The degree to which the gradient or cyclostrophic wind equation is applicable for hurricane winds above the surface friction layer is tested on 10 levels in four hurricanes (8 different days) in which aircraft of the National Hurricane Research Project of the United States Weather Bureau flew radial leg penetrations during the 1957–58 seasons. All 10 levels flown were between 6,000 and 16,000 ft altitude and each level had six or more radial leg penetrations except one that had five. Application of the cylindrical radial equation of motion is made for the constant‐pressure levels flown. Results show that there is lack of radial balance by a wide margin between pressure gradient, centrifugal and Coriolis forces. Evaluation of the local and advective changes of the substantial derivative only partly makes up for this lack of balance.
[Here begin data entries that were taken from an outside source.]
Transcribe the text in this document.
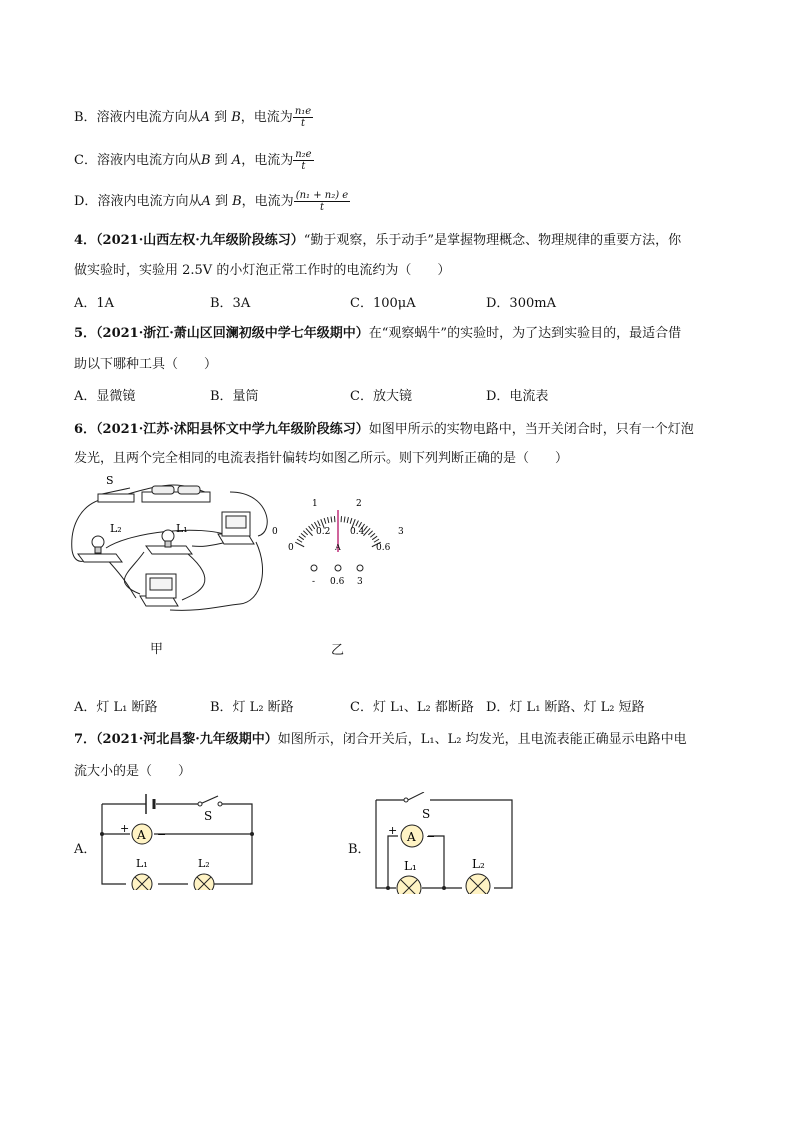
B．溶液内电流方向从A 到 B，电流为 $\frac{\text{n₁e}}{t}$
C．溶液内电流方向从B 到 A，电流为 $\frac{\text{n₂e}}{t}$
D．溶液内电流方向从A 到 B，电流为 $\frac{\text{(n₁ + n₂) e}}{t}$
4．（2021·山西左权·九年级阶段练习）“勤于观察，乐于动手”是掌握物理概念、物理规律的重要方法，你
做实验时，实验用 2.5V 的小灯泡正常工作时的电流约为（　　）
A．1A	B．3A	C．100μA	D．300mA
5．（2021·浙江·萧山区回澜初级中学七年级期中）在“观察蜗牛”的实验时，为了达到实验目的，最适合借
助以下哪种工具（　　）
A．显微镜	B．量筒	C．放大镜	D．电流表
6．（2021·江苏·沭阳县怀文中学九年级阶段练习）如图甲所示的实物电路中，当开关闭合时，只有一个灯泡
发光，且两个完全相同的电流表指针偏转均如图乙所示。则下列判断正确的是（　　）
S
L₂	L₁
甲
0
1	2
3
0
0.2 0.4
0.6
A
- 0.6 3
乙
A．灯 L₁ 断路	B．灯 L₂ 断路	C．灯 L₁、L₂ 都断路 D．灯 L₁ 断路、灯 L₂ 短路
7．（2021·河北昌黎·九年级期中）如图所示，闭合开关后，L₁、L₂ 均发光，且电流表能正确显示电路中电
流大小的是（　　）
A．
S
A
+	−
L₁	L₂
B．
S
A
+	−
L₁	L₂
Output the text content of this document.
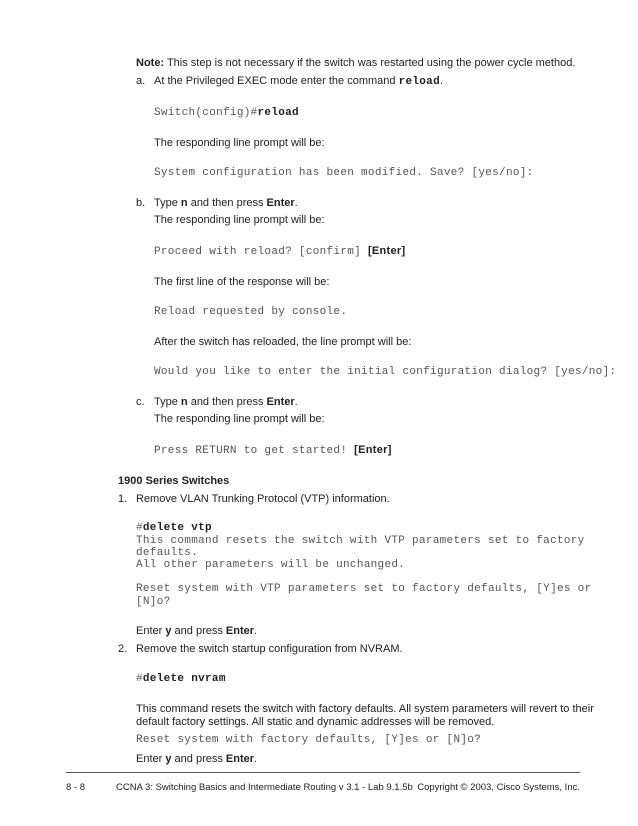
Note: This step is not necessary if the switch was restarted using the power cycle method.
a. At the Privileged EXEC mode enter the command reload.
Switch(config)#reload
The responding line prompt will be:
System configuration has been modified. Save? [yes/no]:
b. Type n and then press Enter.
The responding line prompt will be:
Proceed with reload? [confirm] [Enter]
The first line of the response will be:
Reload requested by console.
After the switch has reloaded, the line prompt will be:
Would you like to enter the initial configuration dialog? [yes/no]:
c. Type n and then press Enter.
The responding line prompt will be:
Press RETURN to get started! [Enter]
1900 Series Switches
1. Remove VLAN Trunking Protocol (VTP) information.
#delete vtp
This command resets the switch with VTP parameters set to factory
defaults.
All other parameters will be unchanged.
Reset system with VTP parameters set to factory defaults, [Y]es or
[N]o?
Enter y and press Enter.
2. Remove the switch startup configuration from NVRAM.
#delete nvram
This command resets the switch with factory defaults. All system parameters will revert to their
default factory settings. All static and dynamic addresses will be removed.
Reset system with factory defaults, [Y]es or [N]o?
Enter y and press Enter.
8 - 8	CCNA 3: Switching Basics and Intermediate Routing v 3.1 - Lab 9.1.5b Copyright © 2003, Cisco Systems, Inc.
It is therefore necessary to postulate the existence of internal radial friction, both in an instantaneous fixed‐coordinate system and in one that moves with the storm centre. This residual radial friction averages 25 to 30 per cent of the pressure‐gradient force. As a consequence, the gradient wind equation in both cyclindrical and in natural coordinates is invalid. Also, steady‐state or deepening hurricanes must have stronger pressure gradients than corresponding centrifugal and Coriolis accelerations. Comments on the possible mechanism for this internal friction are given.